Innovation in Global D&I: a Community Conversation on Inclusion Nudges
During Inclusion NextWork’s June community conversation, Lisa Kepinski, Founder and Director of the Inclusion Institute, explained how Inclusion Nudges can transform organizations. Together with her colleague Tinna Nielsen, Lisa also founded the Inclusion Nudges Sharing Community, where inclusion, diversity, equity & accessibility (IDEA) practitioners from around the world exchange ideas for nudges. Nudging uses behavioral economics and cognitive research to change people’s behavior. By targeting individuals’ subconscious decision-making, all team members can play a role in strengthening their organization’s IDEA efforts.
Missed the conversation? Read the recap below and stay tuned for more!
Context is Key: At the end of the day, your internal team members know what your organization needs to succeed. Lisa reminded participants that there is no “one size fits all” approach to IDEA work. Inclusion Nudges should serve as a catalyst to inspire behavioral change that will resonate with your organization’s culture and may take some adaptation and experimentation.
The Revolution Must be Intersectional: Creating nudges with an intersectional lens is imperative to implementing sustainable solutions. Many organizational IDEA initiatives only address race and gender but fail to incorporate the challenges and stories of other marginalized communities, like LGBTQ individuals or people with disabilities, just to name a few.
Training is Not Enough: Lisa shared that millions of dollars are spent on IDEA training, yet simply raising awareness is insufficient to drive sustainable culture change. Both leaders and individual contributors can and should play a large role in nudging organizations to move beyond training. Find allies in this work and nudge for leadership buy-in to larger, more meaningful solutions.
PRACTICAL IDEA SOLUTIONS
Lisa introduced three main types of Inclusion Nudges that have profound impacts on behavior without blatantly incentivizing or threatening people. These nudges are distinct, but not mutually exclusive, and often rely on each other for reinforcement.
1. Feel the Need
Share emotionally-triggering data to help people notice invisible patterns. People are more motivated when they feel a negative or positive reaction, rather than simply rationalizing a need for change. Examples
- Share the percentage of marginalized individuals in leadership positions.
- Display real-life experiences (first person quotes with identifying information taken out) on a wall and have the leaders read them to feel the pain of their colleagues.
- Quantify the percentage of team members who have felt excluded or who currently feel they don’t belong through an anonymous survey.
Identify points in organizational processes where micro-interventions can mitigate the negative impact of bias. Well understood systems help people make more inclusive, less biased decisions. Examples:
- Make candidates anonymous in the hiring process by removing identifying details from all resumes to reduce similarity bias.
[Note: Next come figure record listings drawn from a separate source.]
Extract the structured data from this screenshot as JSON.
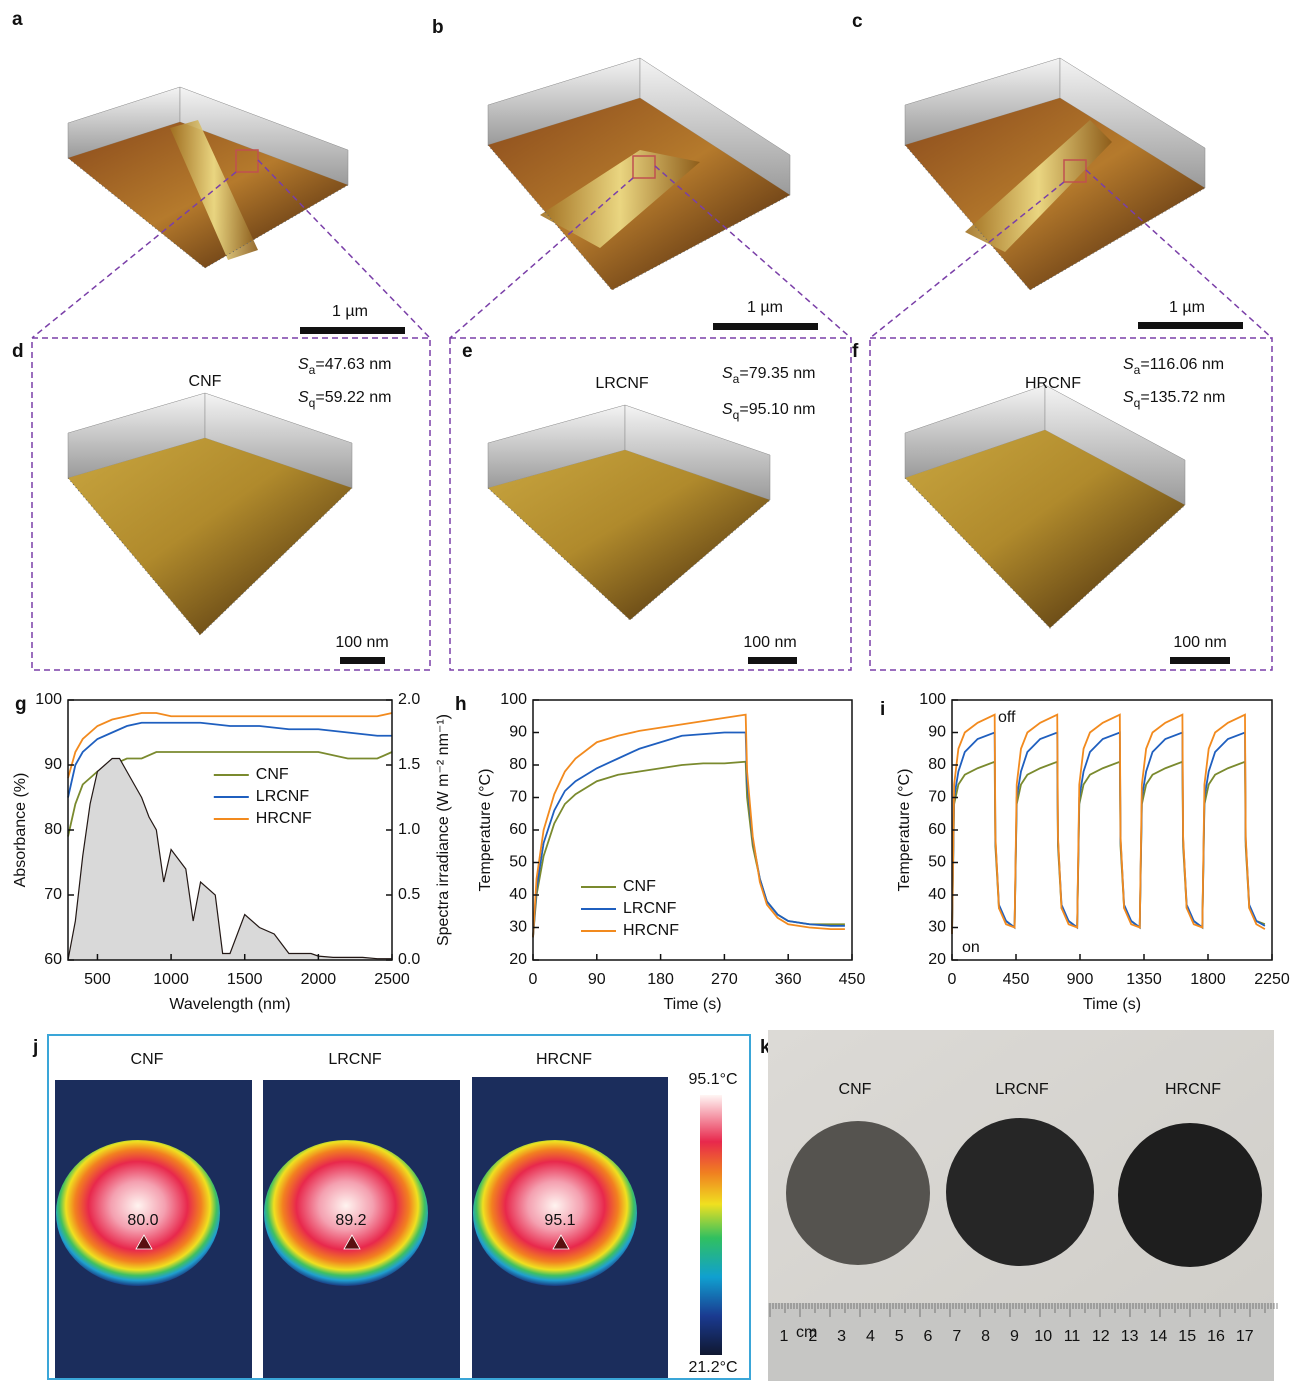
{
  "panel_letters": [
    "a",
    "b",
    "c",
    "d",
    "e",
    "f",
    "g",
    "h",
    "i",
    "j",
    "k"
  ],
  "afm": {
    "scale_top": "1 µm",
    "scale_zoom": "100 nm",
    "roughness_symbol": "S",
    "sa_sub": "a",
    "sq_sub": "q",
    "samples": [
      {
        "name": "CNF",
        "sa": "=47.63 nm",
        "sq": "=59.22 nm"
      },
      {
        "name": "LRCNF",
        "sa": "=79.35 nm",
        "sq": "=95.10 nm"
      },
      {
        "name": "HRCNF",
        "sa": "=116.06 nm",
        "sq": "=135.72 nm"
      }
    ]
  },
  "chart_data": [
    {
      "type": "line",
      "xlabel": "Wavelength (nm)",
      "ylabel": "Absorbance (%)",
      "y2label": "Spectra irradiance (W m⁻² nm⁻¹)",
      "x": [
        300,
        350,
        400,
        500,
        600,
        700,
        800,
        900,
        1000,
        1200,
        1400,
        1600,
        1800,
        2000,
        2200,
        2400,
        2500
      ],
      "series": [
        {
          "name": "CNF",
          "color": "#7a8a2e",
          "values": [
            79,
            84,
            87,
            89,
            90,
            91,
            91,
            92,
            92,
            92,
            92,
            92,
            92,
            92,
            91,
            91,
            92
          ]
        },
        {
          "name": "LRCNF",
          "color": "#1f5fbf",
          "values": [
            85,
            90,
            92,
            94,
            95,
            96,
            96.5,
            96.5,
            96.5,
            96.5,
            96,
            96,
            95.5,
            95.5,
            95,
            94.5,
            94.5
          ]
        },
        {
          "name": "HRCNF",
          "color": "#f28a1e",
          "values": [
            88,
            92,
            94,
            96,
            97,
            97.5,
            98,
            98,
            97.5,
            97.5,
            97.5,
            97.5,
            97.5,
            97.5,
            97.5,
            97.5,
            98
          ]
        },
        {
          "axis": "y2",
          "color": "#231815",
          "fill": "#d9d9d9",
          "x": [
            300,
            350,
            400,
            450,
            500,
            550,
            600,
            650,
            700,
            750,
            800,
            850,
            900,
            950,
            1000,
            1100,
            1150,
            1200,
            1300,
            1350,
            1400,
            1500,
            1600,
            1700,
            1800,
            1850,
            1950,
            2000,
            2100,
            2200,
            2300,
            2400,
            2500
          ],
          "values": [
            0,
            0.3,
            0.8,
            1.2,
            1.45,
            1.5,
            1.55,
            1.55,
            1.45,
            1.35,
            1.25,
            1.1,
            1.0,
            0.6,
            0.85,
            0.7,
            0.3,
            0.6,
            0.5,
            0.05,
            0.05,
            0.35,
            0.25,
            0.2,
            0.05,
            0.05,
            0.05,
            0.03,
            0.02,
            0.02,
            0.02,
            0.01,
            0.01
          ]
        }
      ],
      "xlim": [
        300,
        2500
      ],
      "xticks": [
        500,
        1000,
        1500,
        2000,
        2500
      ],
      "ylim": [
        60,
        100
      ],
      "yticks": [
        60,
        70,
        80,
        90,
        100
      ],
      "y2lim": [
        0,
        2
      ],
      "y2ticks": [
        {
          "value": 0,
          "label": "0.0"
        },
        0.5,
        {
          "value": 1,
          "label": "1.0"
        },
        1.5,
        {
          "value": 2,
          "label": "2.0"
        }
      ],
      "grid": false,
      "legend": "center"
    },
    {
      "type": "line",
      "xlabel": "Time (s)",
      "ylabel": "Temperature (°C)",
      "x": [
        0,
        5,
        15,
        30,
        45,
        60,
        90,
        120,
        150,
        180,
        210,
        240,
        270,
        300,
        302,
        310,
        320,
        330,
        345,
        360,
        390,
        420,
        440
      ],
      "series": [
        {
          "name": "CNF",
          "color": "#7a8a2e",
          "values": [
            27,
            40,
            52,
            62,
            68,
            71,
            75,
            77,
            78,
            79,
            80,
            80.5,
            80.5,
            81,
            70,
            55,
            45,
            38,
            34,
            32,
            31,
            31,
            31
          ]
        },
        {
          "name": "LRCNF",
          "color": "#1f5fbf",
          "values": [
            27,
            42,
            56,
            66,
            72,
            75,
            79,
            82,
            85,
            87,
            89,
            89.5,
            90,
            90,
            75,
            57,
            45,
            38,
            34,
            32,
            31,
            30.5,
            30.5
          ]
        },
        {
          "name": "HRCNF",
          "color": "#f28a1e",
          "values": [
            27,
            45,
            60,
            71,
            78,
            82,
            87,
            89,
            90.5,
            91.5,
            92.5,
            93.5,
            94.5,
            95.5,
            78,
            58,
            44,
            37,
            33,
            31,
            30,
            29.5,
            29.5
          ]
        }
      ],
      "xlim": [
        0,
        450
      ],
      "xticks": [
        0,
        90,
        180,
        270,
        360,
        450
      ],
      "ylim": [
        20,
        100
      ],
      "yticks": [
        20,
        30,
        40,
        50,
        60,
        70,
        80,
        90,
        100
      ],
      "grid": false,
      "legend": "lower left"
    },
    {
      "type": "line",
      "xlabel": "Time (s)",
      "ylabel": "Temperature (°C)",
      "annotations": [
        "off",
        "on"
      ],
      "x": [
        0,
        15,
        45,
        90,
        180,
        300,
        305,
        330,
        380,
        440,
        455,
        485,
        530,
        620,
        740,
        745,
        770,
        820,
        880,
        895,
        925,
        970,
        1060,
        1180,
        1185,
        1210,
        1260,
        1320,
        1335,
        1365,
        1410,
        1500,
        1620,
        1625,
        1650,
        1700,
        1760,
        1775,
        1805,
        1850,
        1940,
        2060,
        2065,
        2090,
        2140,
        2200
      ],
      "series": [
        {
          "color": "#7a8a2e",
          "values": [
            28,
            68,
            74,
            77,
            79,
            81,
            55,
            36,
            32,
            30,
            68,
            74,
            77,
            79,
            81,
            55,
            36,
            32,
            30,
            68,
            74,
            77,
            79,
            81,
            55,
            36,
            32,
            30,
            68,
            74,
            77,
            79,
            81,
            55,
            36,
            32,
            30,
            68,
            74,
            77,
            79,
            81,
            55,
            36,
            32,
            31
          ]
        },
        {
          "color": "#1f5fbf",
          "values": [
            28,
            70,
            78,
            84,
            88,
            90,
            57,
            37,
            32,
            30,
            70,
            78,
            84,
            88,
            90,
            57,
            37,
            32,
            30,
            70,
            78,
            84,
            88,
            90,
            57,
            37,
            32,
            30,
            70,
            78,
            84,
            88,
            90,
            57,
            37,
            32,
            30,
            70,
            78,
            84,
            88,
            90,
            57,
            37,
            32,
            30.5
          ]
        },
        {
          "color": "#f28a1e",
          "values": [
            28,
            74,
            85,
            90,
            93,
            95.5,
            58,
            36,
            31,
            30,
            74,
            85,
            90,
            93,
            95.5,
            58,
            36,
            31,
            30,
            74,
            85,
            90,
            93,
            95.5,
            58,
            36,
            31,
            30,
            74,
            85,
            90,
            93,
            95.5,
            58,
            36,
            31,
            30,
            74,
            85,
            90,
            93,
            95.5,
            58,
            36,
            31,
            29.5
          ]
        }
      ],
      "xlim": [
        0,
        2250
      ],
      "xticks": [
        0,
        450,
        900,
        1350,
        1800,
        2250
      ],
      "ylim": [
        20,
        100
      ],
      "yticks": [
        20,
        30,
        40,
        50,
        60,
        70,
        80,
        90,
        100
      ],
      "grid": false,
      "legend": "none"
    }
  ],
  "thermal": {
    "samples": [
      {
        "name": "CNF",
        "temp": "80.0"
      },
      {
        "name": "LRCNF",
        "temp": "89.2"
      },
      {
        "name": "HRCNF",
        "temp": "95.1"
      }
    ],
    "max": "95.1°C",
    "min": "21.2°C"
  },
  "photo": {
    "samples": [
      "CNF",
      "LRCNF",
      "HRCNF"
    ],
    "ruler_unit": "cm",
    "ruler_numbers": [
      "1",
      "2",
      "3",
      "4",
      "5",
      "6",
      "7",
      "8",
      "9",
      "10",
      "11",
      "12",
      "13",
      "14",
      "15",
      "16",
      "17"
    ]
  }
}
- Plan and facilitate inclusive meetings by sending meeting agendas beforehand and collecting responses from all participants via pair share and/or post it notes.
- Create a system that allows team members to provide immediate positive and constructive feedback on a consistent basis.
Alter how people perceive IDEA issues. Interrupt individuals’ automatic thinking and catch their attention by presenting data in a different way. Examples:
- Show “majority” data first instead of “minority.” For example, instead of talking about “increasing diversity,“ talk about your goal of “reducing homogeneity.”
- Quantify how much a company will lose (rather than gain) if they don’t prioritize IDEA.
- Humanize the data by attaching photos (only with consent).
About Lisa Kepinski:
Lisa brings over 20 years’ experience working in diverse, global environments as a senior Global Inclusion & Diversity (I&D) executive with AXA, Microsoft, & Hewlett-Packard setting strategic direction internationally. In 2013, she founded the Inclusion Institute focused on consultancy, training, coaching, & research. Her special expertise in organizational development and behavioral science integrated with inclusive culture make her a unique resource for change at all levels. She partners with organizations on how to successfully achieve their goals for creating a more inclusive culture for sustainable growth. Together with Tinna Nielsen, Lisa co-authored the Inclusion Nudges Guidebook and co-founded the non-profit Inclusion Nudges Global Initiative. For this innovative work, Lisa and Tinna were named to The Economist’s & The Telegraph’s Global Diversity List as “Top 10 Diversity Consultants” in 2015, 2016, & 2017. Additionally, Lisa gave a TEDx Talk on the need to design for inclusion for behavioural change. Lisa co-authored a global study on improving the effectiveness of women networks, and also co-authored a research report on Inclusion & Diversity actions that have impact published by Newsweek. Lisa has lived in 5 countries and travelled extensively in her global roles. She was born and educated in the US, has worked in Europe for nearly 20 years, and lives in Germany with her family.